Dos años después de la disolución de la banda, el municipio guipuzcoano mantiene viva su memoria con profusion de pintadas, murales y pancartas de apoyo y recuerdo a los presos y olvido a las víctimas.

En Rentería ser taxista ha dejado de ser peligroso. También ser panadero, hostelero, soldador o calderero. Ni siquiera dedicarse a la política en filas populares o socialistas o trabajar como policía o guardia civil lo es ya. En este municipio guipuzcoano de apenas 39.000 habitantes algunos de ellos figuran en la larga lista de asesinados a manos de ETA. En sus calles no hay ningún monolito que recuerde a los 21 muertos a tiros o con bombas, -tres taxistas y tres concejales entre ellos-, colocadas por la banda terrorista. Tampoco ninguno en memoria de las siete víctimas que se asigna a la violencia de los GAL o de facciones de extrema derecha. Hace casi una década que la banda dejó de matar, pero el silencio en la memoria callejera sobre sus víctimas es aún estruendoso.

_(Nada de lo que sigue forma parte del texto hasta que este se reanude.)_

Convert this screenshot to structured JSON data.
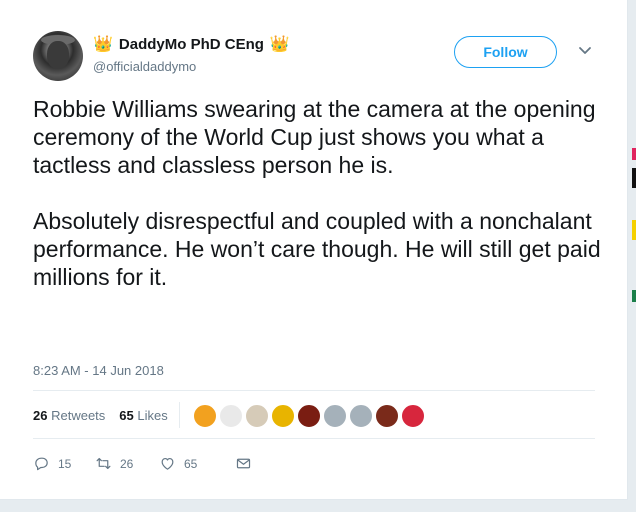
{
  "author": {
    "display_name": "DaddyMo PhD CEng",
    "handle": "@officialdaddymo",
    "avatar_icon": "profile-photo",
    "crown_icon": "crown-emoji",
    "crown_glyph": "👑"
  },
  "follow_label": "Follow",
  "tweet_text": "Robbie Williams swearing at the camera at the opening ceremony of the World Cup just shows you what a tactless and classless person he is.\n\nAbsolutely disrespectful and coupled with a nonchalant performance. He won’t care though. He will still get paid millions for it.",
  "timestamp": "8:23 AM - 14 Jun 2018",
  "stats": {
    "retweets_count": "26",
    "retweets_label": "Retweets",
    "likes_count": "65",
    "likes_label": "Likes"
  },
  "liker_avatars": [
    {
      "color": "#f2a11f",
      "icon": "infinity-avatar"
    },
    {
      "color": "#e9e9e9",
      "icon": "text-avatar"
    },
    {
      "color": "#d6cbb8",
      "icon": "script-avatar"
    },
    {
      "color": "#e8b400",
      "icon": "emoji-avatar"
    },
    {
      "color": "#7a1d12",
      "icon": "photo-avatar"
    },
    {
      "color": "#a5b1ba",
      "icon": "default-avatar"
    },
    {
      "color": "#a5b1ba",
      "icon": "default-avatar"
    },
    {
      "color": "#7a2a1a",
      "icon": "photo-avatar"
    },
    {
      "color": "#d7263d",
      "icon": "badge-avatar"
    }
  ],
  "actions": {
    "reply_count": "15",
    "retweet_count": "26",
    "like_count": "65"
  },
  "colors": {
    "accent": "#1da1f2",
    "text": "#14171a",
    "muted": "#657786"
  }
}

Comenzó a mitigarse, al menos, en las instituciones hace unos pocos años. Algunas de las víctimas que dejaron los 25 atentados que acumula la historia reciente del pueblo recibieron el reconocimiento de quienes un día miraron para otro lado e incluso de quienes llegaron a jalear la violencia. Un gobierno liderado por EH Bildu daba un paso inédito hasta ahora para reparar el daño: hoy los concejales asesinados en Rentería tienen una placa en el Consistorio. Es un paso. El resto de víctimas continúa en la penumbra popular, en la institucional y en la callejera.

Es innegable que las cosas han cambiado. Hace casi dos décadas que en Rentería no se suma ningún nombre más a la lista más triste que se almacena en los archivos municipales, la de los heridos y asesinados. Años en los que no se ha incrementado el balance de atentados que acumula el municipio, la mayor parte durante los años 80 y comienzos de los 90. Con ellos se podría dibujar una suerte de ‘mapa de la violencia’, de ruta por su pasado, el que lo convirtió durante años en el símbolo de la amenaza terrorista que ahogó a Euskadi.

El pasado 3 de mayo se cumplieron dos años desde que ETA anunció su disolución. Aquel día de 2018 Josu Urrutikoetxea, ‘Josu Ternera’, anunciaba que la banda “nacida del pueblo” se “disolvía en él”. Desde entonces algunas cosas han cambiado, otras siguen igual. Ahora las formaciones políticas se miran a la cara, dialogan e incluso alcanzan acuerdos. En Rentería, los últimos presupuestos de la alcaldesa de Bildu contaron con el apoyo del PSE. No hace tanto hubiera parecido imposible. Ni a uno ni a otro se lo hubieran perdonado. A los socialistas por entenderse con la izquierda abertzale y a estos por aliarse con los ‘constitucionalistas españoles’. Ahora incluso toman café después de los plenos.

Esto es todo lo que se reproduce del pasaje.